We’ve previously covered several products from RakWireless, with a Realtek WiFi IoT board, a WiFi camera board, and a Amazon Alexa compatible audio board. The company has now launched RAK831, a LoRaWAN gateway board powered by Semtech SX1301 base band processor, and working with their RAK811 LoRa node or other compatible nodes.
RAK831 LoRA gateway board specifications:
- Semtech SX1301 base band processor with LoRa concentrator IP
- Frequency bands – 433, 470, 868, or 915 MHz
- Sensitivity – Down to -142.5 dBm
- Maximum link budget – 162 dB
- Output power level – up to 23 dBm
- Emulates 49 x LoRa demodulators
- 12x parallel demodulation paths
- 1x (G)FSK demodulator
- 2x SX1257 Tx/Rx front-ends high frequencies
- 2x SX1255 Tx/Rx front-ends low frequencies
- Range – Up to 15 km (Line of Sight); several kilometers in urban environment
- GNSS – Optional GPS support
- Host Interface – SPI
- Expansion – 24-pin 2.54mm pitch “DB24” header with access to SPI, 5x GPIOs, radio related signals, and +5V / GND
- Misc – Status LEDs
- Power Supply – 5V
- Dimensions – size 80.0 x 50.0 x 5.0mm
The board can be used for various applications such smart metering, wireless star networks, home/building/factory automation, wireless sensors, wireless alarm & security systems, and so on. The guide start guide found in the documentation page, explains you’ll need a USB to SPI adapter board, for example based on FT2232HL chip,connected to an Ubuntu computer, or instead a board with an SPI interface running Ubuntu, or other Linux distribution. Finally, you’ll need to install the software found in RAK831_LoRaGateway Github repository.
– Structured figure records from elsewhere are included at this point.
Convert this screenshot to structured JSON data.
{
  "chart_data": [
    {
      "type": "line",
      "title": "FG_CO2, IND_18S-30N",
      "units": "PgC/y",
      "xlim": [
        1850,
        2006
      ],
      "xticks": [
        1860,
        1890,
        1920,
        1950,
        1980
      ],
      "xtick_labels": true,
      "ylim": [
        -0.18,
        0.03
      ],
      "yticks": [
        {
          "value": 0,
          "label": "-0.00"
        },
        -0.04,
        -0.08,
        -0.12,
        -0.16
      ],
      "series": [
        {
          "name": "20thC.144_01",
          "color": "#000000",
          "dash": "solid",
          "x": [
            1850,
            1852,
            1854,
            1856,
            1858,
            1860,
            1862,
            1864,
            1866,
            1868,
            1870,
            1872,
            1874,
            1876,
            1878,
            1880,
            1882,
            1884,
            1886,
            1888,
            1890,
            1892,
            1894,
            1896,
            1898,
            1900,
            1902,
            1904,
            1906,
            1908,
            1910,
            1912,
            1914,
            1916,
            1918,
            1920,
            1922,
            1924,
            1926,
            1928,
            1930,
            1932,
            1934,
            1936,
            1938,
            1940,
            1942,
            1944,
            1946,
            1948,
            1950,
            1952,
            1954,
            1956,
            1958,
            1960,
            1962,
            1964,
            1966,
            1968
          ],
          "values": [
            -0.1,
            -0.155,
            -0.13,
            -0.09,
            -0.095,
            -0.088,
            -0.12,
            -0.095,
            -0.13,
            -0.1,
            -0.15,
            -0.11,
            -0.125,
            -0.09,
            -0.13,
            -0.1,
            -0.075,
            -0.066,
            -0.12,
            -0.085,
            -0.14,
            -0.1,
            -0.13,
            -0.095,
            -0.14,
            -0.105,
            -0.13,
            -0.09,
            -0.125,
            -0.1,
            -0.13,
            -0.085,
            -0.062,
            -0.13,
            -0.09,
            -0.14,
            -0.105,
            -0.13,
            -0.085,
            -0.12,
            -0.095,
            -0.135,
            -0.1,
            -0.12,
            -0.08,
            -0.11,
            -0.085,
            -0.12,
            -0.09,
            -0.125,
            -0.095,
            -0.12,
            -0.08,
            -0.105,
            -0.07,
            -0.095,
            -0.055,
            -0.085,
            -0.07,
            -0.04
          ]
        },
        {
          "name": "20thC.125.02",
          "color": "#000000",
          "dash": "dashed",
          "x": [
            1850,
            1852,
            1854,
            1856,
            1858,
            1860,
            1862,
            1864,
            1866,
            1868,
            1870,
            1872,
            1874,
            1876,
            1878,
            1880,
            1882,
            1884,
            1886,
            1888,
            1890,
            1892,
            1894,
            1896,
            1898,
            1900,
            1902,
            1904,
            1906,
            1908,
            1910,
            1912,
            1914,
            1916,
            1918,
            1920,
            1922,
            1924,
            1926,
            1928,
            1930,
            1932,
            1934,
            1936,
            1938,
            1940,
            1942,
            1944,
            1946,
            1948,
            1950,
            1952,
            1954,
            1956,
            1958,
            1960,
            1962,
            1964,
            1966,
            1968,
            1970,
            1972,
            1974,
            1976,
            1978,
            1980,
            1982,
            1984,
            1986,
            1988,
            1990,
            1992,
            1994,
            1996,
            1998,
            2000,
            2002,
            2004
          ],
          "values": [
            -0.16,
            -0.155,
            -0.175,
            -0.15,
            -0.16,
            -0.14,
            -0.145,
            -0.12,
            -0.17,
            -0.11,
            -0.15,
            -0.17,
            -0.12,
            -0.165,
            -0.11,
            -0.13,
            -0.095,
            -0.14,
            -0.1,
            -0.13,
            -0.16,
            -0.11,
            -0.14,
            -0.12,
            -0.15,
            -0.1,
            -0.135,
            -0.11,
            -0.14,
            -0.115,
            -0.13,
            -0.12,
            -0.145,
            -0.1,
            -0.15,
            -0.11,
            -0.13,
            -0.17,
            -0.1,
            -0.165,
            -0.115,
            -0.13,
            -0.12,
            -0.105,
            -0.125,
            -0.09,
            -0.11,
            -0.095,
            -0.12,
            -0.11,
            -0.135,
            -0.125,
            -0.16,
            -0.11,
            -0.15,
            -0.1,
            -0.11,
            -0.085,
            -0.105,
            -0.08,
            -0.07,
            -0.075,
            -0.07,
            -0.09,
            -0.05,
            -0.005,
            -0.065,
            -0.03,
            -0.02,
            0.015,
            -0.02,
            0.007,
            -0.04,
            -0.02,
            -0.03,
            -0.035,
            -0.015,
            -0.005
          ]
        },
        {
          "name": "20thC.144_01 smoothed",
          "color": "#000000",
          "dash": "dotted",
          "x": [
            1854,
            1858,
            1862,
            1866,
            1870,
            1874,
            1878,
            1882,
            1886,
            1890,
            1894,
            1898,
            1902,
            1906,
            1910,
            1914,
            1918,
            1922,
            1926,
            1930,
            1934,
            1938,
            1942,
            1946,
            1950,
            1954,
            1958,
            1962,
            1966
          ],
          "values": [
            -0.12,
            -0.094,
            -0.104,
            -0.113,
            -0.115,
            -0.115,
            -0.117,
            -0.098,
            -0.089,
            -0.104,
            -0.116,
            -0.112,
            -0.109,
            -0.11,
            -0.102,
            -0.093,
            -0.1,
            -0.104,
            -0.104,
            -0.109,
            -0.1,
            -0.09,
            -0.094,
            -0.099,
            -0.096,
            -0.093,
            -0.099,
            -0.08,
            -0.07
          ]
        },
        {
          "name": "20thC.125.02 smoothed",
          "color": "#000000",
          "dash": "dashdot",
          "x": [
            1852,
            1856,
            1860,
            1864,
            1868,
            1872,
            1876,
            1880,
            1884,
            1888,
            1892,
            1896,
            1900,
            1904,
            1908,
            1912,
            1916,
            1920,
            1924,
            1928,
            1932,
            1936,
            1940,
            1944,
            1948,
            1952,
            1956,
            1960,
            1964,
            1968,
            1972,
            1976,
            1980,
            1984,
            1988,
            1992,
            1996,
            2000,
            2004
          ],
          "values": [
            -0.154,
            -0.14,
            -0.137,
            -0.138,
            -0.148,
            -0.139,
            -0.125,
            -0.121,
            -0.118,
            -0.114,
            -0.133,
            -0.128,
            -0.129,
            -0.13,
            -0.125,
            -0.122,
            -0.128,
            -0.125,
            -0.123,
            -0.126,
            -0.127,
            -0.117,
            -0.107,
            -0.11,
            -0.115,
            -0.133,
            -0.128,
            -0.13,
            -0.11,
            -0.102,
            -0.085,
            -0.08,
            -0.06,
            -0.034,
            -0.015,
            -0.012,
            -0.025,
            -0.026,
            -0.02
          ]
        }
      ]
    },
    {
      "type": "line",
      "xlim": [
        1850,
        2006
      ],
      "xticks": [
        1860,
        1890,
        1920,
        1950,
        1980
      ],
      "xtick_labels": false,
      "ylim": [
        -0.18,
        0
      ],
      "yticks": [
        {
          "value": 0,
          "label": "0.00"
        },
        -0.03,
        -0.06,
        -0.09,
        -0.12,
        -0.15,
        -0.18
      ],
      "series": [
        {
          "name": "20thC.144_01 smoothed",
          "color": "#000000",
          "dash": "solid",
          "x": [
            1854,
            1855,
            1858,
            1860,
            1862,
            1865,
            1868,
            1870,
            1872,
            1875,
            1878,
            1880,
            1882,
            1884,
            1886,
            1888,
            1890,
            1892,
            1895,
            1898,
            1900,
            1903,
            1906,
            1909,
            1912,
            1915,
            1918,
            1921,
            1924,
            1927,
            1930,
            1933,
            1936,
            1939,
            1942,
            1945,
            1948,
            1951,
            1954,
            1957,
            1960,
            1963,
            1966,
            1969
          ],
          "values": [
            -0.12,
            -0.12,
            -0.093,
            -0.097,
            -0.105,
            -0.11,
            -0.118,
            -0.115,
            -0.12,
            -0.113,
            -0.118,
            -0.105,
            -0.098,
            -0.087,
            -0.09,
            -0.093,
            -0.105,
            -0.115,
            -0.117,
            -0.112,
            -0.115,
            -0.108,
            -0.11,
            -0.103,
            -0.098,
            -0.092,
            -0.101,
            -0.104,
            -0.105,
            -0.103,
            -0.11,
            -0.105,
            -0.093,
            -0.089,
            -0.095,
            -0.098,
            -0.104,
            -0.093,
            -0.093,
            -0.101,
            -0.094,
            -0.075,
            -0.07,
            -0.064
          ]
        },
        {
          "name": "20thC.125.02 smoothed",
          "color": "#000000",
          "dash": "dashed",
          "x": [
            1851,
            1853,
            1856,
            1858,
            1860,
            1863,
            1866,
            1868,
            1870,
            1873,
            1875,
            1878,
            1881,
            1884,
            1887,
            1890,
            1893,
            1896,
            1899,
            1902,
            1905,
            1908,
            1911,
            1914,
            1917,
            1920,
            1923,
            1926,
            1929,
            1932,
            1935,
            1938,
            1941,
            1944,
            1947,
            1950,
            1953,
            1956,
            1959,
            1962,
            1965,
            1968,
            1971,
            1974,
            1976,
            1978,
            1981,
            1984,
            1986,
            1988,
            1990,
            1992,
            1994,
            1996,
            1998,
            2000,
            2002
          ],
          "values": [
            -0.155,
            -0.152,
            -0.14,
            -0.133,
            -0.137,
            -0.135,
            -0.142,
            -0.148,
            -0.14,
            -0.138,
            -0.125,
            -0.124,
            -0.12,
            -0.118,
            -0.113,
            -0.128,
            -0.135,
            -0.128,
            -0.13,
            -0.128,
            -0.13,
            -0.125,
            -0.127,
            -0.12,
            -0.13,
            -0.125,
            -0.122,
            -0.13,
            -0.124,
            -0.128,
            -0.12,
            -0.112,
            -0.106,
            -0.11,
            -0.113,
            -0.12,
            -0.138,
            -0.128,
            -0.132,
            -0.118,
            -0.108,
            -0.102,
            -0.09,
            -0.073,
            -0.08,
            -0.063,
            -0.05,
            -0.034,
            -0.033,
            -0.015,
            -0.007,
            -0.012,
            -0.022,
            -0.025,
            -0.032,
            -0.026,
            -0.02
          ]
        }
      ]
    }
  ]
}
The company has also sent beta samples to several testers, and one of them – Naresh Krish – wrote a guide to use RAK831 with Raspberry Pi 3 board, registering the WiFi <-> LoRa gateway with TheThingsNetwork, and connecting to a RAK811 node.
RAK831 gateway is for $120 and up on Aliexpress for 433 MHz, 868 MHz or 915 MHz frequencies, or $125 if you want to add the acrylic case shown above. You may find additional details on the product page.
Jean-Luc started CNX Software in 2010 as a part-time endeavor, before quitting his job as a software engineering manager, and starting to write daily news, and reviews full time later in 2011.
7 Replies to “RakWireless RAK831 LoRa Gateway Module is Based on Semtech SX1301 Base Band Processor”
feels great to be mentioned in cnx software blogpost. I am also currently working on getting the rak831 working with other mediatek chipsets like 7628 and 7688. Rak wireless has also released some companion lora node chipset based on sx1276 that work had in hand with Rak831.
I’m still not getting the problem with LoRa gateways. Why are all the LoRa gateways expensive pieces of hardware with proprietary software? Why isn’t there easy to install and use software for a Raspberry Pi attached to one or more inexpensive LoRa radio modules? I did see a couple of attempts at Raspberry Pi based solutions, but at first glance they looked like very complex nightmares with poor documentation.
So what is it? Are LoRa gateways just that hard to do? Or is there some sort of proprietary blob that is the obstacle?
Do these help?
Both based on RPI
All LoRa chips are proprietary and either made or licensed by Semtech. LoRaWAN gateways in particular need a more complex chip to that essentially emulates a 49 channel radio, this Semtech chip is expensive – around $50 in 1k units – and the information you need to use it is proprietary, you need to enter into an agreement with Semtech to use it.
Those are not real LoRaWAN gateways, they only work for one channel. OK for testing out but not much else.
However, when we see the price of theses modules, and the price of limesdr , I don’t understand why the limesdr isn’t use in at least one design of a lora gateway.
LimeSDK still costs close to $300.
LoRA PHY has been reverse engineered, but I don’t think it’s possible to *legally* make and sell a LoRa gateway with that work.